Thursday 29 September 2011

four bears

My older son is home from university for a day, to get his car serviced and have his twenty one year portrait photograph taken. He is twenty two but is getting around to it after a year of reminding from his mother. Meanwhile, in the last few months, he has lost about fifty kilograms.

We talked about our family history. My son is named for his great grandfather, my father's father, a famous sportsman and successful businessman of his day. He was a lovely man, though I suppose a hard act to follow, with a kindly rounded face and protruding tufts of white hair from his ears which made him look like a cuddly koala. By contrast my grandmother was thin and acerbic. They grew up and met in a goldfields town where his family had a house-moving business and her father was a country policeman who later became Superintendent of Police for the state. He was cheerful and robust while she was demurely pretty. He became the heart and soul of a great sporting club as player, captain, president and patron for over seventy years and was a founding member of our state automobile club. She and her friends founded a society for the benefit of children with cerebral palsy of which she was treasurer for decades. It has developed into one of the largest not-for-profit service organisations in the country, now funded by both government and charity.

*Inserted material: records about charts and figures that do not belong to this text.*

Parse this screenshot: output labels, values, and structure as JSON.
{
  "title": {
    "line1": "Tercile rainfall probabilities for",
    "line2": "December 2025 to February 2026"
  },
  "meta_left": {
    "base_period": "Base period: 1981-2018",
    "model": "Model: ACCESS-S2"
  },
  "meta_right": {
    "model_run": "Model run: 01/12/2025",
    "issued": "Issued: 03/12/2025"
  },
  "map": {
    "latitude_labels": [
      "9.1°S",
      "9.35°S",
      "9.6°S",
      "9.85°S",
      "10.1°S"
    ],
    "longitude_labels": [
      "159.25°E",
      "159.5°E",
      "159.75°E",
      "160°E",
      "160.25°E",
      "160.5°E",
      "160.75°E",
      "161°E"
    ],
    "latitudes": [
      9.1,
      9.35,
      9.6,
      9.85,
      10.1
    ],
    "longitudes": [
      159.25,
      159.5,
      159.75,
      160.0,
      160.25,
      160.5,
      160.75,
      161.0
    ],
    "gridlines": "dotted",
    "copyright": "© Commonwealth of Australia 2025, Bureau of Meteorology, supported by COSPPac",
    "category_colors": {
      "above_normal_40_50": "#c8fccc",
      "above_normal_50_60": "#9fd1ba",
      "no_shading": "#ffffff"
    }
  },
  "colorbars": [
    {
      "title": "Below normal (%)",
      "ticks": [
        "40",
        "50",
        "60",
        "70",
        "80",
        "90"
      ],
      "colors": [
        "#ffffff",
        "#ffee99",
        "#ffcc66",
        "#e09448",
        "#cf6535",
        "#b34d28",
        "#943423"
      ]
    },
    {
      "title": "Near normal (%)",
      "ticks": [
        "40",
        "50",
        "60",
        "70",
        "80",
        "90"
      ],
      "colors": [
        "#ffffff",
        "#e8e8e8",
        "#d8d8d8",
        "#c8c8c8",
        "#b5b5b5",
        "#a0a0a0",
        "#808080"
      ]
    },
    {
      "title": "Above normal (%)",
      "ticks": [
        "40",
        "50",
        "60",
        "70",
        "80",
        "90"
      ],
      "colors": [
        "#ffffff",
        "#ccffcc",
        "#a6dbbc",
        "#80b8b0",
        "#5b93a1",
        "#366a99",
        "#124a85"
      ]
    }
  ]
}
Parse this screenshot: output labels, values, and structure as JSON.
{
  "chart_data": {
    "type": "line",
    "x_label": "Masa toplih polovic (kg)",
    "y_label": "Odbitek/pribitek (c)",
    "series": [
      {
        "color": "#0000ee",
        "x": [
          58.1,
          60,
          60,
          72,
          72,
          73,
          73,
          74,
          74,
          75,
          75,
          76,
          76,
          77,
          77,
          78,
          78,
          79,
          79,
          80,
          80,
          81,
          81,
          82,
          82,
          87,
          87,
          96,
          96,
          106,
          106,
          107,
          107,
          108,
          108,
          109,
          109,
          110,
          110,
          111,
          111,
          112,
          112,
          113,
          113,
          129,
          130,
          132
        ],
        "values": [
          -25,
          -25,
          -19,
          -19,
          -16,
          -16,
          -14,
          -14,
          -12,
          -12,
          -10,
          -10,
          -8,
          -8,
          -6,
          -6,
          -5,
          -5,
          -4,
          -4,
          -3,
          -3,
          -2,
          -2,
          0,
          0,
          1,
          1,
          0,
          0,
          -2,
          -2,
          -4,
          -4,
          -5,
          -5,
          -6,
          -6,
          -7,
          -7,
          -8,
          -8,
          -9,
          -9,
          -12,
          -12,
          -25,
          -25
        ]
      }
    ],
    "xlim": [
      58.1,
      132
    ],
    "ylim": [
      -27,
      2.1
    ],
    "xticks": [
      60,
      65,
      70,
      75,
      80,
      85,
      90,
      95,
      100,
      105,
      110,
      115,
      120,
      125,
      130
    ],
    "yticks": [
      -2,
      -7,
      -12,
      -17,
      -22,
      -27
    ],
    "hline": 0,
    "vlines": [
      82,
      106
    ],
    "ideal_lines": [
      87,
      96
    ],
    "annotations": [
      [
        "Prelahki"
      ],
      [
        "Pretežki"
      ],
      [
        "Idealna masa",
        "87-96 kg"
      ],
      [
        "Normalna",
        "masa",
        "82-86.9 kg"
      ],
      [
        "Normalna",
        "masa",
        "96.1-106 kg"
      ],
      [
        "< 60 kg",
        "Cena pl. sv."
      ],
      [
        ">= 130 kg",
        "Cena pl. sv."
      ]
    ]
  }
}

They were people with leadership qualities : people who could see a need and work constructively with a group for a common goal without financial reward, over many years. They weren't alone either : their friends worked with them too. I work long hours for the health of our community but I feel myopic compared to the vision of my ancestors.

I look at my son, so handsome now, and wonder, when they look at his portrait, what his descendants will think of these ancient forebears.